Ian Bell still occasionally has Shane Warne's ghost of Ashes past in his ear - but the old nicknames have little resonance these days.

The last laughs appear to be with the Bell of 2013, and on Australia, as he proved with the Trent Bridge hundred which helped England go 1-0 up in the Ashes and is considered by many the best of his 18 in Tests to date.

It is all a far cry from his first Anglo-Australian encounters, as a 23-year-old back in 2005 when England won back the Ashes for the first time in a generation but he knew he had not done himself justice.

Then 2006/07 was a little better individually, but a nightmare for England as the Ashes were lost again in a whitewash - and then Hampshire skipper Warne had the callow Bell in his sights and acerbic earshot.

The master leg-spinner's successors tried some of the same tactics in Nottingham last week.

But as England prepare to consolidate the 1-0 Investec series lead they established there when the second Test starts at Lord's tomorrow, Bell made it clear he is just not listening any more.

"Maybe in the past I wasn't prepared or ready for it," he said.

The opposite is true this summer for Bell.

"I knew it was going to be hard work, aggressive bowling - but now with the mental work we do with (team psychologist) Mark Bawden, it is about not being surprised by anything.

"As a group, we are trying to think about the situations you might come across - and when you walk out into the middle, if it happens it happens."

Bell, who became a father for the first time eight months ago, added: "Maybe in 2005 and in 2006/07, I wasn't quite expecting it - and then it is hard to react to what happens.

"I don't think the characters have anything to do with it. I think it is more to do with where I was as a cricketer.

"As a 23-year-old, I was inexperienced and didn't know what it was about. Looking back now, I don't think I was ready for Test cricket.

"I knew I was way off the pace and had to improve quite a bit if I wanted to be around for a while."

While Warne tormented with ball in hand, and his barbed comments, Bell wilted.

"2005 was disappointing - I didn't score anywhere near enough runs - but I think I learned a lot about myself and where I needed to get to if I wanted to be a decent Test cricketer," he said.

"As someone about to play my 90th Test, I've had some highs and lows - and maybe had to learn a bit on the way.

"I've certainly got a bit more about me to deal with it now than probably what I had in 2005."

Does he have a mental gameplan then, to go with his silky technique?

"It's something you have to work on. It is very individual ... finding out what works for you and trying to stick to it," he said.

"If someone is coming aggressive at you - whether it's bouncers or whether it's verbal or whatever - they are trying to take you away from whatever you do well.

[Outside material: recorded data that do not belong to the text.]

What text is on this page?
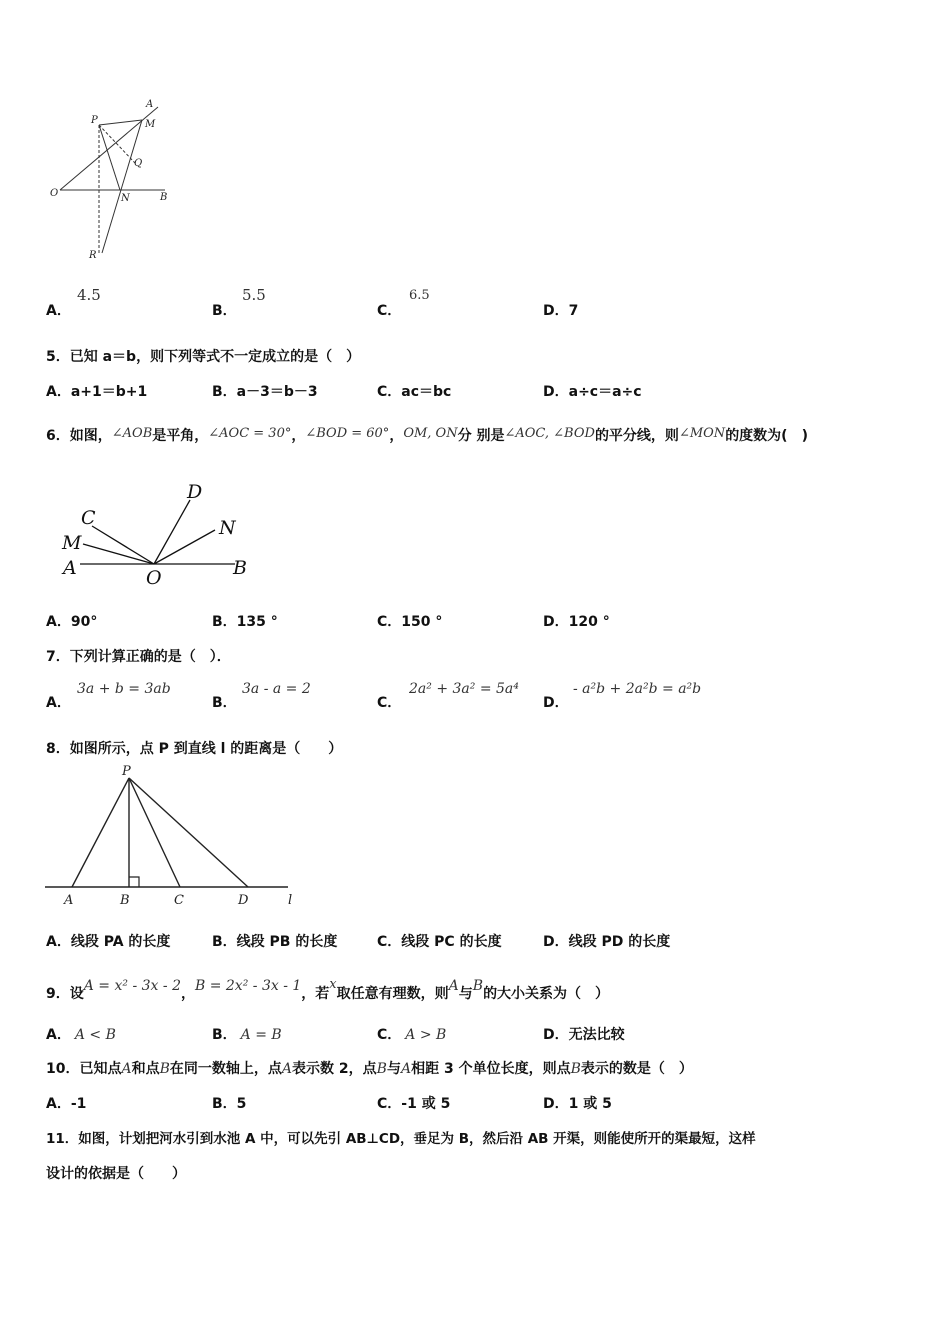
P
A
M
Q
O	N	B
R
A．
4.5
B．
5.5
C．
6.5
D．7
5．已知 a＝b，则下列等式不一定成立的是（　）
A．a+1＝b+1	B．a－3＝b－3	C．ac＝bc	D．a÷c＝a÷c
6．如图，∠AOB是平角，∠AOC = 30°，∠BOD = 60°，OM, ON分 别是∠AOC, ∠BOD的平分线，则∠MON的度数为(　)
D
C	N
M
A	O	B
A．90°	B．135 °	C．150 °	D．120 °
7．下列计算正确的是（　）．
A．
3a + b = 3ab
B．
3a - a = 2
C．
2a² + 3a² = 5a⁴
D．
- a²b + 2a²b = a²b
8．如图所示，点 P 到直线 l 的距离是（　　）
P
A	B	C	D	l
A．线段 PA 的长度	B．线段 PB 的长度	C．线段 PC 的长度	D．线段 PD 的长度
9．设A = x² - 3x - 2，B = 2x² - 3x - 1，若x取任意有理数，则A与B的大小关系为（　）
A． A < B	B． A = B	C． A > B	D．无法比较
10．已知点A和点B在同一数轴上，点A表示数 2，点B与A相距 3 个单位长度，则点B表示的数是（　）
A．-1	B．5	C．-1 或 5	D．1 或 5
11．如图，计划把河水引到水池 A 中，可以先引 AB⊥CD，垂足为 B，然后沿 AB 开渠，则能使所开的渠最短，这样
设计的依据是（　　）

"It is important to try to stick to your things that make you go out and score runs.

"I don't see myself as someone who goes back verbally ... if I start trying to hit balls that aren't there, that's me losing what I do well as a batsman.

"As a group, Australian teams are going to be hard. They are going to come at you hard with the way they bowl, the way they dive around the field, their body language - everything.

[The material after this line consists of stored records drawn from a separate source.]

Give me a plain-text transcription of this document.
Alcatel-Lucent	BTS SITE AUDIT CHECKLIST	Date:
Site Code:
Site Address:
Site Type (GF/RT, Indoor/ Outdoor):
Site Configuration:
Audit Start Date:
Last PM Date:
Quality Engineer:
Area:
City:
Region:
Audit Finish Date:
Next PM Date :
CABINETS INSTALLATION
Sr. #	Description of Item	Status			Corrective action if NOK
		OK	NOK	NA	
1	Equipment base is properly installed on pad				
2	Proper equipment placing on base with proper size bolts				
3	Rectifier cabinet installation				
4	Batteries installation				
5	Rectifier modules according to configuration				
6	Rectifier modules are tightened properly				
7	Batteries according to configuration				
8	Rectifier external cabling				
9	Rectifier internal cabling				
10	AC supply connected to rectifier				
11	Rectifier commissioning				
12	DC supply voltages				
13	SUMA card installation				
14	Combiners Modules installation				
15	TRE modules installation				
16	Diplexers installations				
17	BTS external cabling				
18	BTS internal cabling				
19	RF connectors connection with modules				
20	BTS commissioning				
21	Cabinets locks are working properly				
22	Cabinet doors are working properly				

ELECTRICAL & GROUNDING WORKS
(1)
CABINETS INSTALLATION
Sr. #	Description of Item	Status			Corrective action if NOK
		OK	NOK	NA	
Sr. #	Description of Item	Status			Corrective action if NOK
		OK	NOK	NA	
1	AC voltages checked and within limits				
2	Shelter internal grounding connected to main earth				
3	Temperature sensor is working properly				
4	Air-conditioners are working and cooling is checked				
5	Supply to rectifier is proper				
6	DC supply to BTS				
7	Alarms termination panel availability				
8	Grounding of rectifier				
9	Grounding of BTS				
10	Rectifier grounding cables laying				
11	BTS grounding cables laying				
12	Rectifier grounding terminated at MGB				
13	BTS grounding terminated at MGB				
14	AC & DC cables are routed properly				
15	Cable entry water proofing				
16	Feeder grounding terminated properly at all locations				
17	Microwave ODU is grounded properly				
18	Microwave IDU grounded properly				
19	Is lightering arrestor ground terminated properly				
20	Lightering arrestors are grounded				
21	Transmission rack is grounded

"It's not always about the words."

It never was, exclusively.

"That Australia team didn't always just sledge you," he said.

"What they did was put you under pressure ..."

Michael Clarke's tourists will try to do the same this summer, of course.

One of Warne's favourite tactics with Bell was to remind him he had a physical resemblance to the 'Sherminator' - a nerd character in the American Pie film franchise.

It is a reference which still gets the odd airing, but falls on deaf ears.

"There is always the odd muttering," he said.

"I've played Australia enough times ... it's not new."

There will be no response, other than with runs, Bell claims - and he insists England will not be tempted either into any of their own pointed remarks about sacked coach Mickey Arthur's claims that captain Michael Clarke and senior all-rounder Shane Watson do not see eye to eye.

"If you start looking at Australia then we miss out on our strengths," he said.

"That's when we start playing badly, I think.

"We've just got to make sure that, whatever has happened with Australia, they can deal with - and we just concentrate on doing well and not looking too far ahead."